President Rodrigo Duterte’s allies in Congress moved to push the administration’s second tax reform package amid criticism that its first measure spurred inflation to new highs.
Senate President Vicente Sotto III said he would not intervene in how the Senate ways and means committee would handle it.
In the House of Representatives, the House committee on ways and means approved the tax measure “in principle,” but took steps to ease fears that the package would again impose new taxes.
Quirino Rep. Dakila Carlo Cua, chair of the House committee, said the panel decided to rename the second package of the Tax Reform for Acceleration and Inclusion (TRAIN) Act, called TRAIN 2.
Corporate taxes
Under the proposal, the package would cut corporate income tax rates from 30 percent to 25 percent, and remove incentives some investors enjoyed under a variety of earlier programs.
“Incentives are not entitlements,” Cua said. “They are privileges that should be earned.”
Cua said the committee also decided to form a technical working group to reconcile proposals to “rationalize” investment incentives covered by 123 special laws.
Aside from the 123 investment incentive laws, 192 non-investment incentive laws bring the total to 315 laws granting incentives.
Cua said government data showed that 57 percent of companies currently enjoying incentives were no longer in their infancy stage or had been in existence for 15 years or more.
Tepid response
The remaining 43 percent are those that needed protection.

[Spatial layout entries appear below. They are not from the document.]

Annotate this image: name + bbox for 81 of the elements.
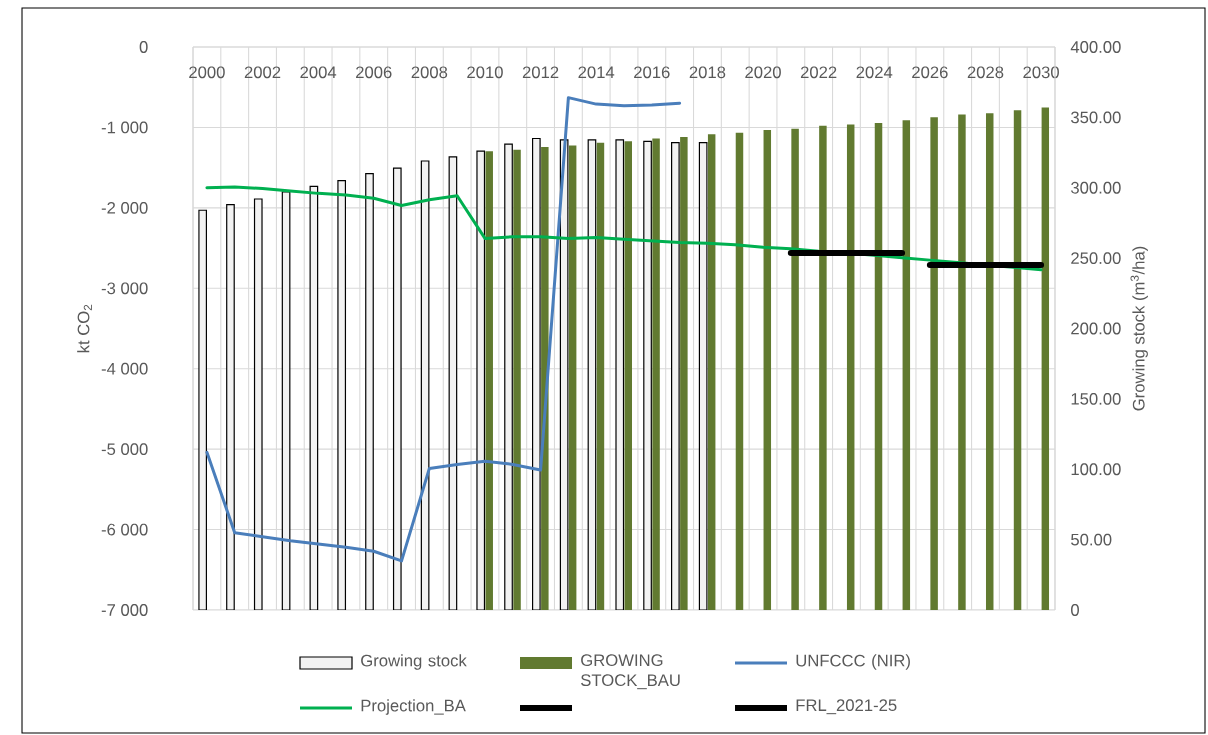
bar: [420, 160, 430, 610]
bar: [791, 128, 799, 610]
x-tick-label: 2002: [244, 66, 281, 79]
bar: [587, 139, 597, 610]
y2-tick-label: 100.00: [1071, 463, 1121, 476]
bar: [596, 142, 605, 610]
x-tick-label: 2018: [689, 66, 726, 79]
legend-label: GROWING STOCK_BAU: [581, 654, 680, 690]
legend-label: UNFCCC (NIR): [796, 654, 910, 670]
y2-tick-label: 0: [1071, 604, 1079, 616]
x-tick-label: 2028: [967, 66, 1004, 79]
bar: [985, 113, 994, 610]
bar: [763, 130, 772, 610]
bar: [568, 145, 577, 610]
bar: [392, 167, 402, 610]
bar: [253, 198, 263, 610]
bar: [1013, 110, 1022, 610]
bar: [531, 137, 541, 610]
bar: [958, 114, 966, 610]
bar: [365, 173, 374, 610]
bar: [643, 140, 652, 610]
y2-tick-label: 150.00: [1071, 392, 1121, 405]
x-tick-label: 2020: [745, 66, 781, 79]
legend-label: FRL_2021-25: [796, 699, 897, 715]
y-tick-label: -6 000: [101, 523, 148, 536]
y2-axis-title: Growing stock (m$^{3}$/ha): [1130, 246, 1148, 411]
x-tick-label: 2014: [578, 66, 615, 79]
bar: [735, 132, 744, 610]
x-tick-label: 2000: [189, 66, 225, 79]
x-tick-label: 2024: [856, 66, 893, 79]
y-axis-title: kt CO$_{2}$: [77, 304, 92, 353]
bar: [1041, 107, 1050, 610]
y-tick-label: -4 000: [101, 362, 148, 375]
y2-tick-label: 300.00: [1071, 181, 1121, 194]
bar: [902, 120, 911, 610]
bar: [874, 123, 883, 610]
y2-tick-label: 350.00: [1071, 111, 1121, 124]
bar: [846, 124, 855, 610]
x-tick-label: 2004: [300, 66, 337, 79]
bar: [680, 137, 688, 610]
bar: [337, 180, 347, 610]
bar: [707, 134, 716, 610]
bar: [226, 204, 235, 610]
y2-tick-label: 50.00: [1071, 533, 1112, 546]
bar: [819, 125, 827, 610]
x-tick-label: 2006: [356, 66, 392, 79]
bar: [615, 139, 625, 610]
bar: [559, 139, 569, 610]
bar: [309, 185, 319, 610]
bar: [930, 117, 938, 610]
bar: [448, 156, 458, 610]
bar: [513, 149, 521, 610]
x-tick-label: 2010: [467, 66, 503, 79]
y2-tick-label: 400.00: [1070, 41, 1121, 53]
y2-tick-label: 250.00: [1071, 252, 1121, 265]
bar: [671, 142, 680, 610]
x-tick-label: 2008: [411, 66, 448, 79]
bar: [624, 141, 632, 610]
bar: [652, 138, 660, 610]
y-tick-label: -1 000: [101, 121, 148, 134]
y-tick-label: 0: [139, 41, 148, 53]
bar: [198, 209, 208, 610]
legend-label: Projection_BA: [361, 699, 466, 715]
y-tick-label: -7 000: [101, 604, 148, 616]
x-tick-label: 2016: [634, 66, 670, 79]
bar: [281, 191, 291, 610]
x-tick-label: 2026: [912, 66, 948, 79]
bar: [504, 143, 513, 610]
legend-label: Growing stock: [361, 654, 467, 670]
bar: [541, 146, 549, 610]
bar: [698, 142, 708, 610]
line-series: [205, 96, 682, 563]
y2-tick-label: 200.00: [1071, 322, 1121, 335]
bar: [476, 150, 486, 610]
y-tick-label: -2 000: [101, 201, 148, 214]
bar: [485, 151, 493, 610]
x-tick-label: 2030: [1023, 66, 1059, 79]
y-tick-label: -3 000: [101, 282, 148, 295]
x-tick-label: 2022: [800, 66, 837, 79]
y-tick-label: -5 000: [101, 443, 148, 456]
x-tick-label: 2012: [522, 66, 559, 79]
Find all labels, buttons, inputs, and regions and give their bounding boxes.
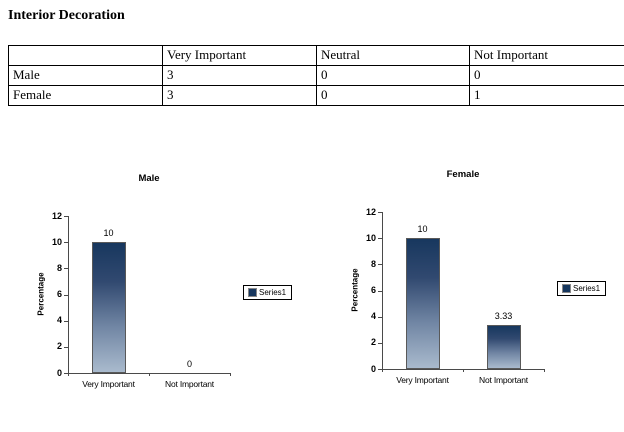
y-tick-label: 10 [365,232,376,243]
page-title: Interior Decoration [8,8,125,23]
row-label: Male [8,65,163,86]
table-cell: 0 [469,65,624,86]
x-tick-mark [68,373,69,376]
x-tick-mark [230,373,231,376]
legend-marker-icon [248,288,257,297]
bar-very-important [405,238,440,369]
y-tick-label: 0 [56,367,62,378]
data-label: 0 [186,359,192,369]
data-label: 10 [103,228,114,238]
y-tick-mark [378,369,382,370]
y-tick-mark [64,242,68,243]
y-tick-mark [64,216,68,217]
male-chart: Male Percentage Series1 0 2 4 6 8 10 12 10 Very … [8,165,320,430]
table-header-row: Very Important Neutral Not Important [8,45,624,66]
x-tick-mark [382,369,383,372]
table-cell: 0 [316,65,470,86]
table-cell: 1 [469,85,624,106]
legend-label: Series1 [259,288,287,297]
y-tick-mark [64,268,68,269]
y-tick-label: 2 [370,337,376,348]
table-cell: 0 [316,85,470,106]
y-tick-label: 4 [370,311,376,322]
y-tick-label: 2 [56,341,62,352]
chart-title: Female [446,169,480,180]
y-tick-mark [378,264,382,265]
female-chart: Female Percentage Series1 0 2 4 6 8 10 12 10 Ver… [322,161,624,426]
x-category-label: Very Important [396,375,449,385]
legend: Series1 [557,281,607,296]
y-tick-mark [378,291,382,292]
table-row: Male 3 0 0 [8,65,624,86]
y-tick-mark [378,238,382,239]
y-tick-mark [64,295,68,296]
y-tick-label: 12 [51,210,62,221]
legend-label: Series1 [573,284,601,293]
data-label: 3.33 [494,311,513,321]
y-tick-mark [64,321,68,322]
row-label: Female [8,85,163,106]
table-cell: 3 [162,65,317,86]
y-tick-mark [378,343,382,344]
legend: Series1 [243,285,293,300]
table-cell: 3 [162,85,317,106]
x-category-label: Not Important [165,379,214,389]
table-header-cell: Neutral [316,45,470,66]
y-tick-label: 10 [51,236,62,247]
table-header-cell: Very Important [162,45,317,66]
y-tick-mark [64,347,68,348]
table-header-cell [8,45,163,66]
y-tick-label: 6 [370,285,376,295]
bar-very-important [91,242,126,373]
y-tick-label: 0 [370,363,376,374]
data-label: 10 [417,224,428,234]
x-category-label: Very Important [82,379,135,389]
bar-not-important [486,325,521,369]
x-tick-mark [544,369,545,372]
y-tick-label: 8 [370,258,376,269]
y-tick-mark [378,212,382,213]
y-tick-label: 4 [56,315,62,326]
x-category-label: Not Important [479,375,528,385]
table-row: Female 3 0 1 [8,85,624,106]
x-tick-mark [149,373,150,376]
y-tick-label: 8 [56,262,62,273]
summary-table: Very Important Neutral Not Important Mal… [8,45,624,106]
chart-title: Male [138,173,160,184]
y-tick-mark [64,373,68,374]
y-tick-label: 12 [365,206,376,217]
y-tick-label: 6 [56,289,62,299]
table-header-cell: Not Important [469,45,624,66]
legend-marker-icon [562,284,571,293]
y-tick-mark [378,317,382,318]
x-tick-mark [463,369,464,372]
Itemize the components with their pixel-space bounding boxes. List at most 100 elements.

These are corporations that can easily decide to invest in other countries.
He said that the Department of Finance wanted to harmonize all incentives under one program, amend the Tax Incentives Management and Transparency Act and cut corporate income taxes.
The measure, however, has met a tepid response from senators who feared that the second package may also cause unanticipated problems like TRAIN 1, which is now blamed for a spike in inflation.
Sotto said he would let the Senate ways and means committee chair, Sen. Sonny Angara, decide how to treat the bill and would not ask Angara to make the bill a priority.